ContextQMD
Back to Supabase

Architecture

apps/learn/content/foundations/architecture.mdx

1.26.045.5 KB
Original Source

This page explains how Supabase is structured and how its main services work together. Supabase is built on top of a powerful open source database called Postgres, but it includes much more than a database. Around Postgres, Supabase adds services for authentication, serverless functions, file storage, realtime updates, AI-powered search, and easy APIs to access it — all designed to work easily together.

The goal is to give you a complete backend that feels consistent and connected, so you can focus on building your app instead of wiring together separate tools.

The mental model

At the center of Supabase is Postgres.

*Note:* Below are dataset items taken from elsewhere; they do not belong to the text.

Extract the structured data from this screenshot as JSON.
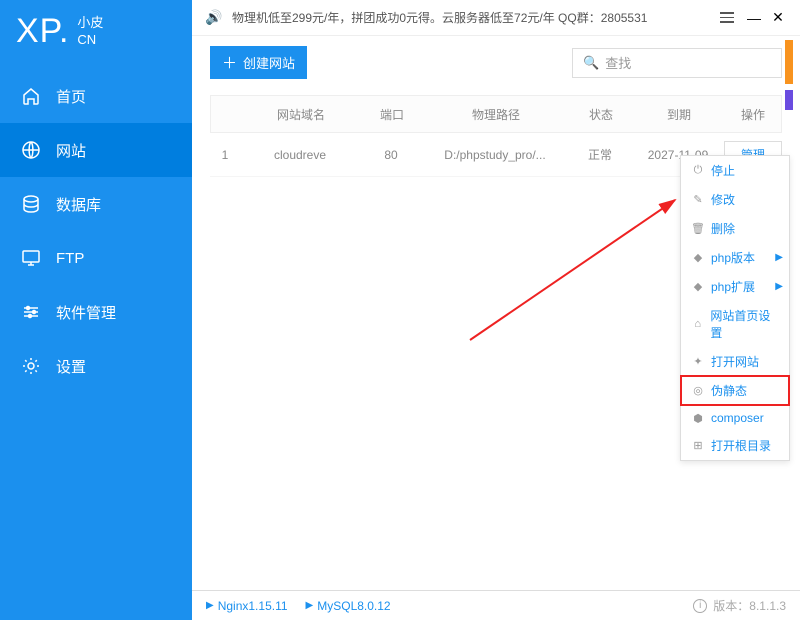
{
  "logo": {
    "main": "XP.",
    "sub1": "小皮",
    "sub2": "CN"
  },
  "announcement": "物理机低至299元/年，拼团成功0元得。云服务器低至72元/年  QQ群：2805531",
  "sidebar": {
    "items": [
      {
        "label": "首页"
      },
      {
        "label": "网站"
      },
      {
        "label": "数据库"
      },
      {
        "label": "FTP"
      },
      {
        "label": "软件管理"
      },
      {
        "label": "设置"
      }
    ]
  },
  "toolbar": {
    "create_label": "创建网站"
  },
  "search": {
    "placeholder": "查找"
  },
  "table": {
    "headers": {
      "domain": "网站域名",
      "port": "端口",
      "path": "物理路径",
      "status": "状态",
      "expiry": "到期",
      "op": "操作"
    },
    "rows": [
      {
        "idx": "1",
        "domain": "cloudreve",
        "port": "80",
        "path": "D:/phpstudy_pro/...",
        "status": "正常",
        "expiry": "2027-11-09",
        "op": "管理"
      }
    ]
  },
  "menu": {
    "items": [
      {
        "label": "停止",
        "icon": "⏻"
      },
      {
        "label": "修改",
        "icon": "✎"
      },
      {
        "label": "删除",
        "icon": "🗑"
      },
      {
        "label": "php版本",
        "icon": "◆",
        "sub": true
      },
      {
        "label": "php扩展",
        "icon": "◆",
        "sub": true
      },
      {
        "label": "网站首页设置",
        "icon": "⌂"
      },
      {
        "label": "打开网站",
        "icon": "✦"
      },
      {
        "label": "伪静态",
        "icon": "◎",
        "hl": true
      },
      {
        "label": "composer",
        "icon": "⬢"
      },
      {
        "label": "打开根目录",
        "icon": "⊞"
      }
    ]
  },
  "statusbar": {
    "nginx": "Nginx1.15.11",
    "mysql": "MySQL8.0.12",
    "version_label": "版本：",
    "version": "8.1.1.3"
  }
}
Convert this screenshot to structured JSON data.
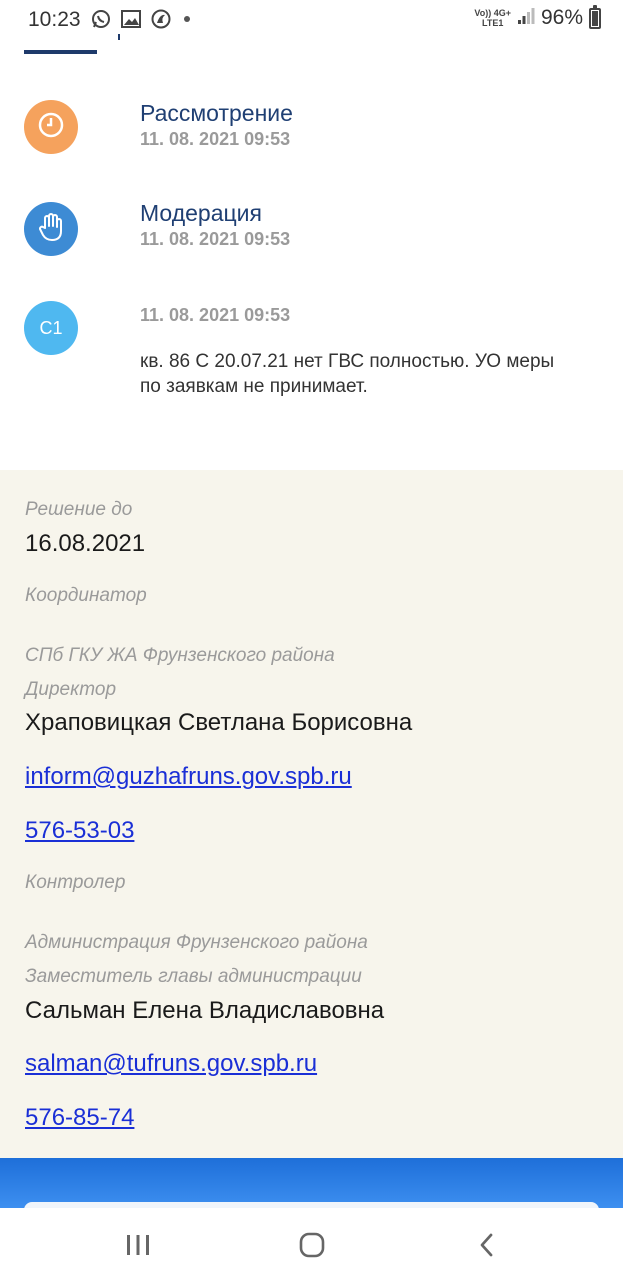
{
  "status_bar": {
    "time": "10:23",
    "network_top": "Vo)) 4G+",
    "network_bottom": "LTE1",
    "battery": "96%",
    "battery_level": 0.96
  },
  "timeline": [
    {
      "icon": "clock-icon",
      "color": "#f5a25d",
      "title": "Рассмотрение",
      "date": "11. 08. 2021 09:53"
    },
    {
      "icon": "hand-icon",
      "color": "#3d8bd4",
      "title": "Модерация",
      "date": "11. 08. 2021 09:53"
    },
    {
      "icon": "avatar",
      "color": "#4fb8f0",
      "badge": "С1",
      "date": "11. 08. 2021 09:53",
      "text": "кв. 86 С 20.07.21 нет ГВС полностью. УО меры по заявкам не принимает."
    }
  ],
  "details": {
    "deadline_label": "Решение до",
    "deadline_value": "16.08.2021",
    "coordinator_label": "Координатор",
    "coordinator_org": "СПб ГКУ ЖА Фрунзенского района",
    "coordinator_role": "Директор",
    "coordinator_name": "Храповицкая Светлана Борисовна",
    "coordinator_email": "inform@guzhafruns.gov.spb.ru",
    "coordinator_phone": "576-53-03",
    "controller_label": "Контролер",
    "controller_org": "Администрация Фрунзенского района",
    "controller_role": "Заместитель главы администрации",
    "controller_name": "Сальман Елена Владиславовна",
    "controller_email": "salman@tufruns.gov.spb.ru",
    "controller_phone": "576-85-74"
  },
  "nav": {
    "recent": "recent-apps-icon",
    "home": "home-icon",
    "back": "back-icon"
  }
}
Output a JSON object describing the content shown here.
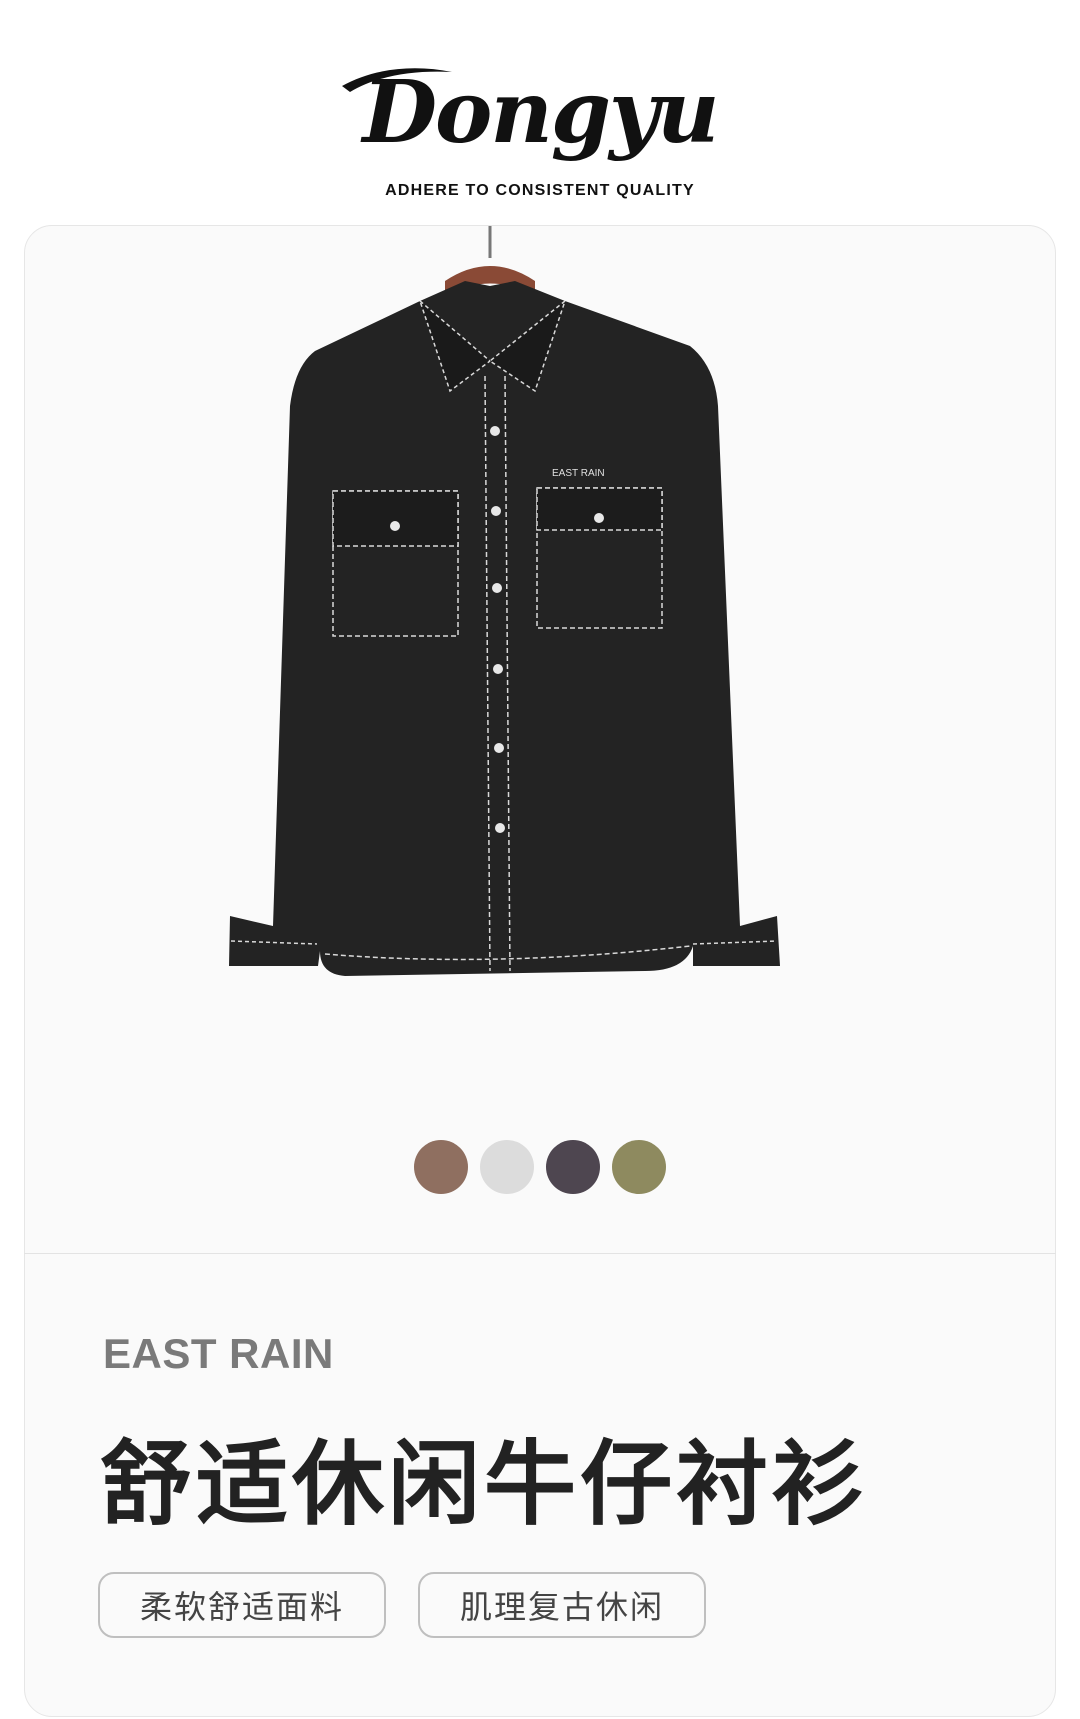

Every other part connects to it.

text
Clients (web, mobile, scripts)
        |
        v
  API layer (REST via PostgREST, GraphQL)
        |
        v
     Postgres  <---- Realtime (listens for changes)
        |  ^
        |  |
        v  |
   Storage |          Auth (manages users)
        |  |          Edge Functions (runs code)
        v  |          Vector Search (pgvector)
  Files + URLs        Studio, CLI, Policies (RLS)

You interact with Supabase mainly through the API layer or the client libraries. The API talks to Postgres, and Postgres enforces security rules that you define. All the other services stay in sync because they share the same database.

The main components

Database (Postgres)

Your data lives in Postgres tables. You can design tables, columns, and relationships using SQL or the visual editor in Supabase Studio. Supabase manages backups, scaling, and migrations for you.

Why this matters: Postgres is a full relational database with features like foreign keys, indexes, and extensions. Supabase gives you these tools without the usual setup.

API layer (REST and GraphQL)

Supabase automatically exposes your tables as APIs using PostgREST (for REST) and PostGraphile (for GraphQL). You can read, insert, update, and delete rows with simple HTTP requests. You can also expose your own SQL functions as custom endpoints.

Why this matters: You can connect any frontend or script directly to your database without building a separate API server.

Auth (users and tokens)

Auth manages users and issues tokens that identify them. When someone signs in, their token is sent with every request, and Postgres uses that identity to apply the right access rules.

Why this matters: Authentication is built into your database layer, so you don't need an external service to handle sign-ups or sessions.

Row Level Security (RLS) and policies

RLS lets you write SQL rules that decide who can read or modify each row in your tables. These policies apply everywhere — through REST, GraphQL, or Realtime.

Why this matters: Security lives directly in the database. You define it once, and it's enforced across every API call.

Storage (files and buckets)

Storage provides an S3-style interface for storing files such as images, videos, and documents. File metadata lives in Postgres, so you can apply the same access policies you use for your data.

Why this matters: File access and data access follow the same security rules, which keeps your system consistent and simple.

Realtime

Realtime listens to changes in Postgres and sends them to connected clients over WebSocket. You can subscribe to table events and see updates as they happen.

Why this matters: You can build collaborative or live-updating interfaces without managing your own socket server.

Edge Functions

Edge Functions let you run server-side JavaScript or TypeScript using Deno. They're good for webhooks, background tasks, and any logic that shouldn't run on the client.

Why this matters: You can write custom backend logic without maintaining a full server or worrying about scaling.

The pgvector extension adds support for storing and searching embeddings — numerical representations of text, images, or other data. This allows you to search by meaning, not just by keywords.

Why this matters: You can add AI-style semantic search or recommendations directly to your database.

Studio and CLI

Supabase Studio is the web dashboard for managing your project: running SQL, browsing data, editing policies, and managing users. The CLI is for local development and migrations, so your schema can live alongside your code.

Why this matters: You can move smoothly between GUI and code, keeping your database versioned and reproducible.

How everything connects

When your app makes a request, it goes through a simple path:

  1. The client calls a Supabase API endpoint, sending a project key and (usually) a user token.
  2. The API turns that request into a SQL query.
  3. Postgres runs the query and applies any RLS policies.
  4. The API returns the results as JSON.
  5. If there are changes, Realtime broadcasts them to any connected clients that are allowed to see them.

Edge Functions can follow the same pattern — they can call the APIs or connect directly to Postgres when they need more control.

Why this architecture helps

  • Everything shares one source of truth: Postgres is at the center.
  • Security is consistent: RLS policies apply across every service.
  • No separate backend required: APIs are generated automatically from you database.
  • You can grow gradually: Start with just a table, add realtime, storage, or functions later.
  • It's just Postgres: You can use standard SQL, extensions, and tools.

Supabase gives you the power of Postgres with the convenience of a fully integrated backend platform.